BECK: Let me go to -- let me go -- 'cause you said, you know, it's been 10 years, almost 10 years -- it's been nine now since we've experienced any warming in the globe. Let me go -- let me show you that we seem to have collective Alzheimer's. From The Washington Post -- “Greenhouse Doomsday”: “The year is 2035. Phoenix is in its third week of temperatures over 130 degrees. ... Holland is under water. Bangladesh has ceased to exist. ... (This) is not science fiction; it's based on current projections.

At what point do the projections start to catch up on them?

HORNER: Well, when they assign years to them -- I believe that article assigned 2035, so, back then, it was a long time in the future. Right now -- remember, Al Gore has been saying, for nigh on five years, that we've got 10 years to live, so, pretty soon, you know, those chickens are going to come home to roost.

BECK: I don't know if you saw this, but in USA Today, I think it was yesterday, the lead story in the Life section was, scientists say it's too late. It's too late to turn this around. I thought --

HORNER: Right.

BECK: -- “Well, I should go buy the Hummer then.”

HORNER: Well, that's when the schism's part starts in the movement because, at that point, the funding drives up. What's the point? Remember, Glenn, we spent $5 billion with a “b” researching this that's purportedly settled, and now it's too late. Why don't we spend the money productively to help with adaptation, which is how societies -- successful societies have always dealt with something that they always face: climate change.

BECK: Chris, thank you. I want to leave you with one quick quote here. It is from Discover magazine: "[W]e have to offer up some scary scenarios, make simplified dramatic statements and little mention of any doubts one might have." Discover magazine, 1989. Seems like the playbook.

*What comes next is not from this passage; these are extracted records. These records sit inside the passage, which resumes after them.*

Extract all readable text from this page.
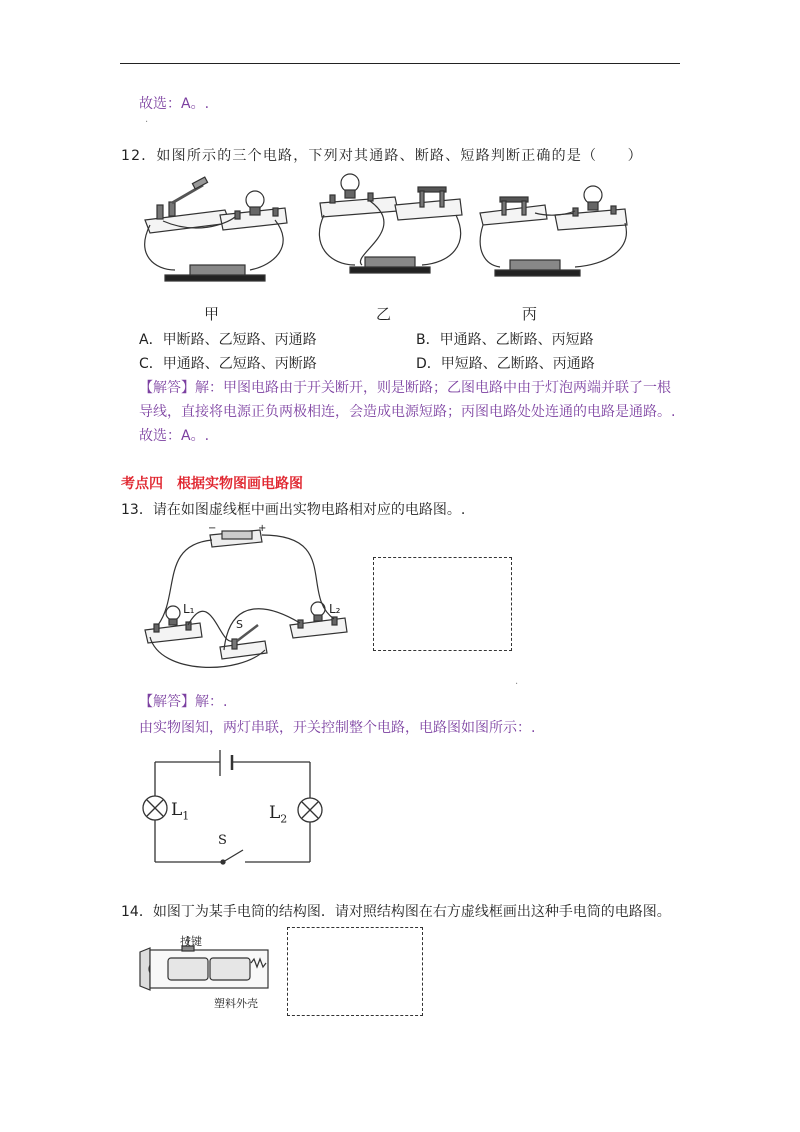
故选：A。.
.
12．如图所示的三个电路，下列对其通路、断路、短路判断正确的是（　　）
甲	乙	丙
A．甲断路、乙短路、丙通路	B．甲通路、乙断路、丙短路
C．甲通路、乙短路、丙断路	D．甲短路、乙断路、丙通路
【解答】解：甲图电路由于开关断开，则是断路；乙图电路中由于灯泡两端并联了一根
导线，直接将电源正负两极相连，会造成电源短路；丙图电路处处连通的电路是通路。.
故选：A。.
考点四　根据实物图画电路图
13．请在如图虚线框中画出实物电路相对应的电路图。.
−	+
L₁	L₂
S
.
【解答】解：.
由实物图知，两灯串联，开关控制整个电路，电路图如图所示：.
$L_1$	$L_2$
S
14．如图丁为某手电筒的结构图．请对照结构图在右方虚线框画出这种手电筒的电路图。
按键
塑料外壳
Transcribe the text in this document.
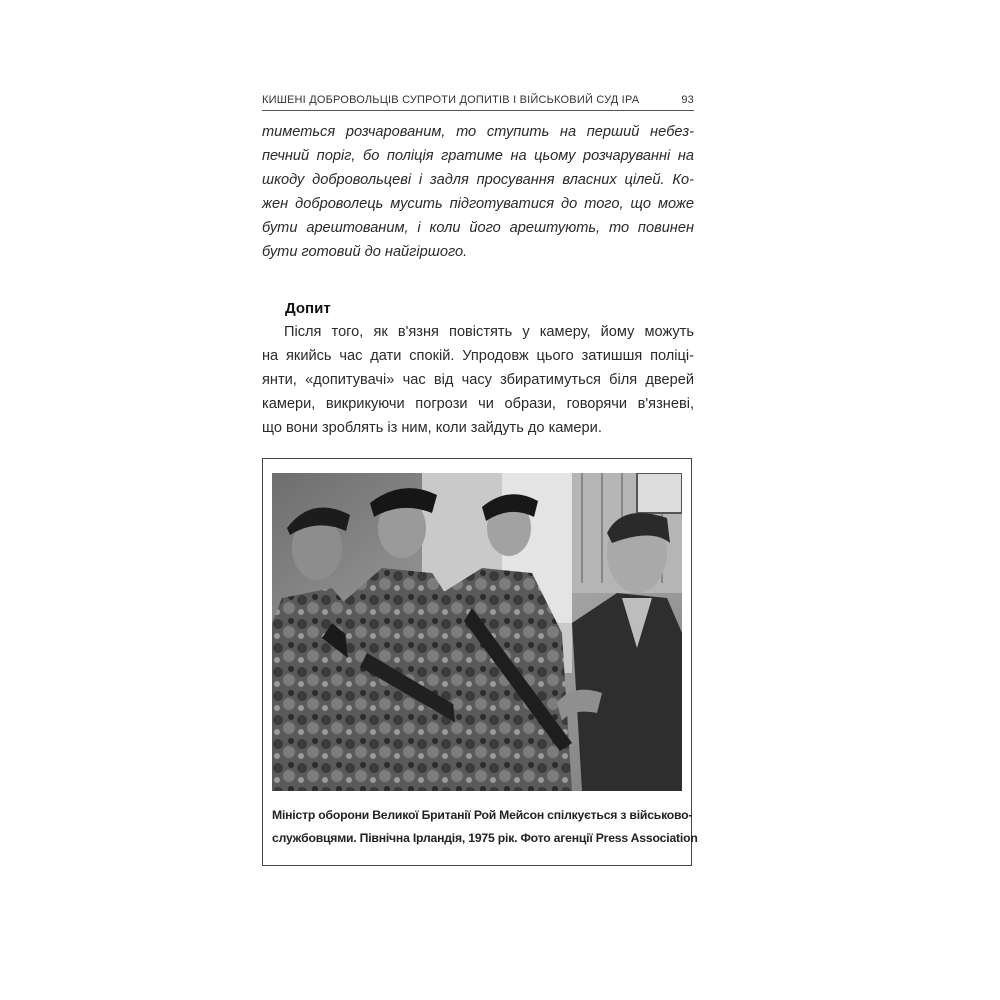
КИШЕНІ ДОБРОВОЛЬЦІВ СУПРОТИ ДОПИТІВ І ВІЙСЬКОВИЙ СУД ІРА	93
тиметься розчарованим, то ступить на перший небез-
печний поріг, бо поліція гратиме на цьому розчаруванні на
шкоду добровольцеві і задля просування власних цілей. Ко-
жен доброволець мусить підготуватися до того, що може
бути арештованим, і коли його арештують, то повинен
бути готовий до найгіршого.
Допит
Після того, як в'язня повістять у камеру, йому можуть
на якийсь час дати спокій. Упродовж цього затишшя поліці-
янти, «допитувачі» час від часу збиратимуться біля дверей
камери, викрикуючи погрози чи образи, говорячи в'язневі,
що вони зроблять із ним, коли зайдуть до камери.
Міністр оборони Великої Британії Рой Мейсон спілкується з військово-
службовцями. Північна Ірландія, 1975 рік. Фото агенції Press Association
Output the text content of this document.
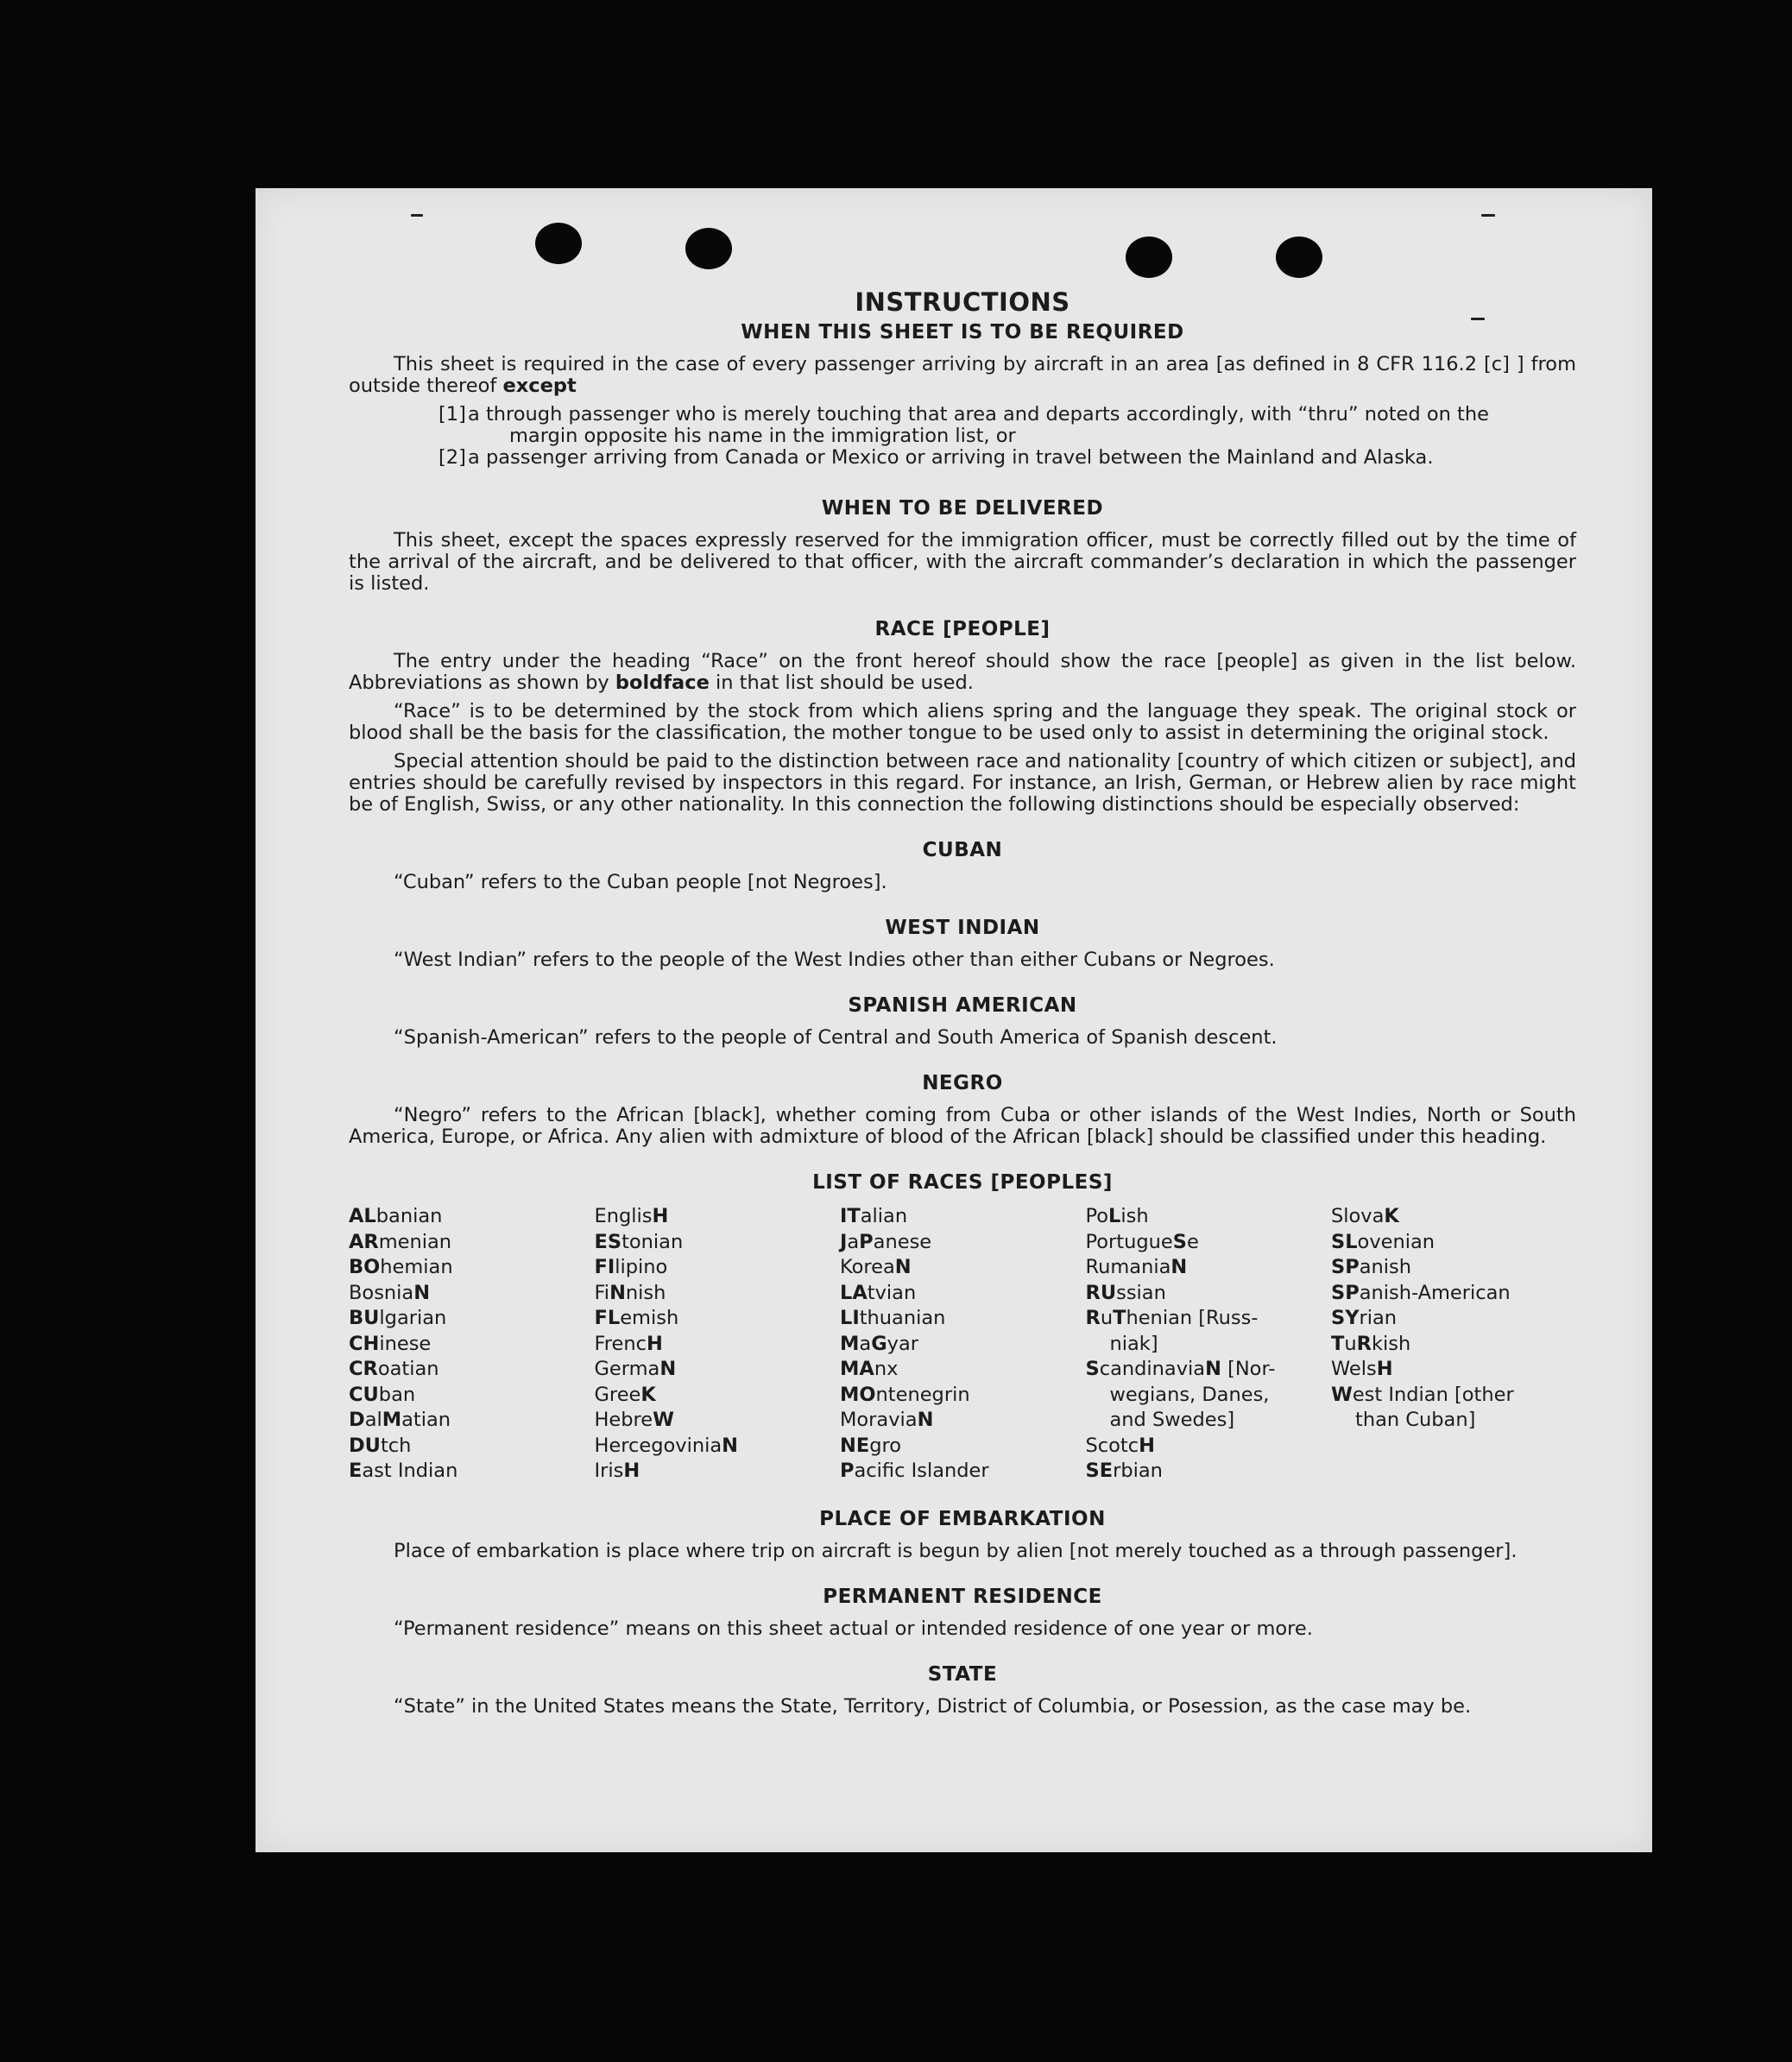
INSTRUCTIONS
WHEN THIS SHEET IS TO BE REQUIRED

This sheet is required in the case of every passenger arriving by aircraft in an area [as defined in 8 CFR 116.2 [c] ] from outside thereof except

[1] a through passenger who is merely touching that area and departs accordingly, with “thru” noted on the
margin opposite his name in the immigration list, or
[2] a passenger arriving from Canada or Mexico or arriving in travel between the Mainland and Alaska.
WHEN TO BE DELIVERED

This sheet, except the spaces expressly reserved for the immigration officer, must be correctly filled out by the time of the arrival of the aircraft, and be delivered to that officer, with the aircraft commander’s declaration in which the passenger is listed.

RACE [PEOPLE]

The entry under the heading “Race” on the front hereof should show the race [people] as given in the list below. Abbreviations as shown by boldface in that list should be used.

“Race” is to be determined by the stock from which aliens spring and the language they speak. The original stock or blood shall be the basis for the classification, the mother tongue to be used only to assist in determining the original stock.

Special attention should be paid to the distinction between race and nationality [country of which citizen or subject], and entries should be carefully revised by inspectors in this regard. For instance, an Irish, German, or Hebrew alien by race might be of English, Swiss, or any other nationality. In this connection the following distinctions should be especially observed:

CUBAN

“Cuban” refers to the Cuban people [not Negroes].

WEST INDIAN

“West Indian” refers to the people of the West Indies other than either Cubans or Negroes.

SPANISH AMERICAN

“Spanish-American” refers to the people of Central and South America of Spanish descent.

NEGRO

“Negro” refers to the African [black], whether coming from Cuba or other islands of the West Indies, North or South America, Europe, or Africa. Any alien with admixture of blood of the African [black] should be classified under this heading.

LIST OF RACES [PEOPLES]
ALbanian
ARmenian
BOhemian
BosniaN
BUlgarian
CHinese
CRoatian
CUban
DalMatian
DUtch
East Indian
EnglisH
EStonian
FIlipino
FiNnish
FLemish
FrencH
GermaN
GreeK
HebreW
HercegoviniaN
IrisH
ITalian
JaPanese
KoreaN
LAtvian
LIthuanian
MaGyar
MAnx
MOntenegrin
MoraviaN
NEgro
Pacific Islander
PoLish
PortugueSe
RumaniaN
RUssian
RuThenian [Russ-
niak]
ScandinaviaN [Nor-
wegians, Danes,
and Swedes]
ScotcH
SErbian
SlovaK
SLovenian
SPanish
SPanish-American
SYrian
TuRkish
WelsH
West Indian [other
than Cuban]
PLACE OF EMBARKATION

Place of embarkation is place where trip on aircraft is begun by alien [not merely touched as a through passenger].

PERMANENT RESIDENCE

“Permanent residence” means on this sheet actual or intended residence of one year or more.

STATE

“State” in the United States means the State, Territory, District of Columbia, or Posession, as the case may be.
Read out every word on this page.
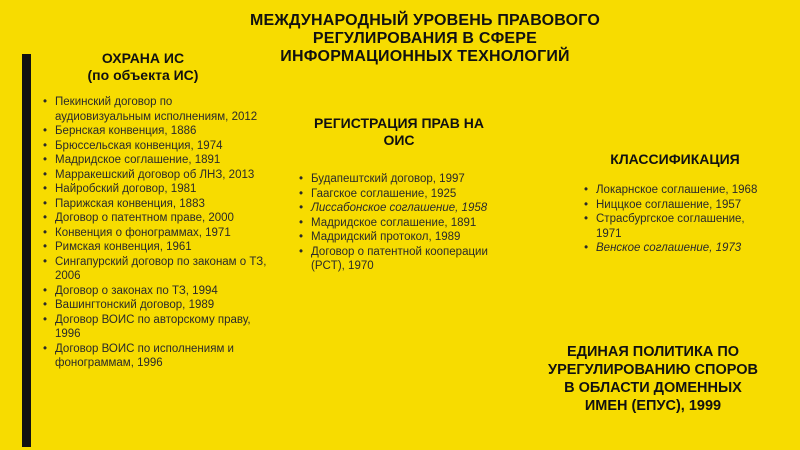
МЕЖДУНАРОДНЫЙ УРОВЕНЬ ПРАВОВОГО
РЕГУЛИРОВАНИЯ В СФЕРЕ
ИНФОРМАЦИОННЫХ ТЕХНОЛОГИЙ
ОХРАНА ИС
(по объекта ИС)
• Пекинский договор по аудиовизуальным исполнениям, 2012
• Бернская конвенция, 1886
• Брюссельская конвенция, 1974
• Мадридское соглашение, 1891
• Марракешский договор об ЛНЗ, 2013
• Найробский договор, 1981
• Парижская конвенция, 1883
• Договор о патентном праве, 2000
• Конвенция о фонограммах, 1971
• Римская конвенция, 1961
• Сингапурский договор по законам о ТЗ, 2006
• Договор о законах по ТЗ, 1994
• Вашингтонский договор, 1989
• Договор ВОИС по авторскому праву, 1996
• Договор ВОИС по исполнениям и фонограммам, 1996
РЕГИСТРАЦИЯ ПРАВ НА
ОИС
• Будапештский договор, 1997
• Гаагское соглашение, 1925
• Лиссабонское соглашение, 1958
• Мадридское соглашение, 1891
• Мадридский протокол, 1989
• Договор о патентной кооперации (PCT), 1970
КЛАССИФИКАЦИЯ
• Локарнское соглашение, 1968
• Ниццкое соглашение, 1957
• Страсбургское соглашение, 1971
• Венское соглашение, 1973
ЕДИНАЯ ПОЛИТИКА ПО
УРЕГУЛИРОВАНИЮ СПОРОВ
В ОБЛАСТИ ДОМЕННЫХ
ИМЕН (ЕПУС), 1999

That's “The Real Story” tonight, and in the spirit of equal time, I want to give Al Gore a chance to respond, and I mean this sincerely. Here it is.

[begin video clip]

AL GORE IMPERSONATOR: I want to talk to you today about global warming. We all know the dangers it presents, so I'm not going to try and scare you. I'm just going to present you with the facts.

Here's fact No. 1: If you don't act soon, the Earth will suffer many, many explosions! Bombs! Deaths! It's going to be hell on Earth! Your skin is going to bubble! You're going to burn alive, and you're going to be dead -- dead! So dead you won't even believe how dead you are!

UNIDENTIFIED MALE: This message brought to you by the Committee to Keep Al Gore's Ongoing 2012 Presidential Campaign Secret.